Dallas has the shortest distances from the South West and South East.
If you live in or close to Miami/Fort Lauderdale, you’re golden. You can get to most places for a song. There is decent availability from FLL to many Caribbean islands and even far away destinations such as Columbia and Peru.
It’s not difficult to find a great value in the Spirit chart. It’s important to remember, though, that Spirit is not your spur-of-the-moment airline.
No, but getting a cash upgrade on Spirit is the best open secret of the Free Spirit program.
When you book an award seat you get an option of paying for a preassigned seat. Most people ignore it, since the only thing they are interested in Spirit is saving money.

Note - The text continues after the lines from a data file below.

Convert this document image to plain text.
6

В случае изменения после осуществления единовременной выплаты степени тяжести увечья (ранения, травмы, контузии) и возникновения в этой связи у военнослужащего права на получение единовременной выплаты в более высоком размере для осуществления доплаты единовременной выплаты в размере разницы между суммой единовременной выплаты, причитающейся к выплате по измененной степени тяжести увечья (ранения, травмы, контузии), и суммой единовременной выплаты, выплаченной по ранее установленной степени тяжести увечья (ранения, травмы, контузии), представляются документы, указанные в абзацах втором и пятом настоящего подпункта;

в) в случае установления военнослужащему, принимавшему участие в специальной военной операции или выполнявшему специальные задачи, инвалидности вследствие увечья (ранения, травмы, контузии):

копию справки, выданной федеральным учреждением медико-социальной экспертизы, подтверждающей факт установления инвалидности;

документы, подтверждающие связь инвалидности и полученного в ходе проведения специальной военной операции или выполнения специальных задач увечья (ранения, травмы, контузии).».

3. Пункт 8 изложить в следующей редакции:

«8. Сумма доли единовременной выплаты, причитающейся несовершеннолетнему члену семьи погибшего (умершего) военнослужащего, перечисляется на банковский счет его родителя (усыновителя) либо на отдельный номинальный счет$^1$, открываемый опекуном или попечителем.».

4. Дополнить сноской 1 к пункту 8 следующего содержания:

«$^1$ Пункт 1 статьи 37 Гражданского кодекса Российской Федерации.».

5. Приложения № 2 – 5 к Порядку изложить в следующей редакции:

That leads to a miserable flight in a cramped, non-reclined seat with the “industry-record” 28-inch pitch. Spirit, however, offers you upgrades to two much better options, either an exit row seat, which is as good as most domestic “premium economy” products or a “big front seat”, which is as good as domestic first class sans food, booze and personalized service.
The price of upgrade depends mostly on the length of the flight, but also on some other considerations, and can be as low as $25 and $36 for a 4-hour Portland–Chicago award (for exit seat row and BFS respectively) and as high as $25 and $75 on a 6-hour long-haul between Fort Lauderdale and Lima.
There are two BoA Spirit World personal and business credit cards with 15,000-mile bonus each and no spending requirements. The personal card waives the $59 annual fee for the first year.
Free Spirit miles expire after 3 months of inactivity, which is strict, but as long as there is some monthly activity on the Spirit credit card, you are good. The easiest way to “set it and forget it” is to put a recurring charge on your credit card and let it run without interruptions.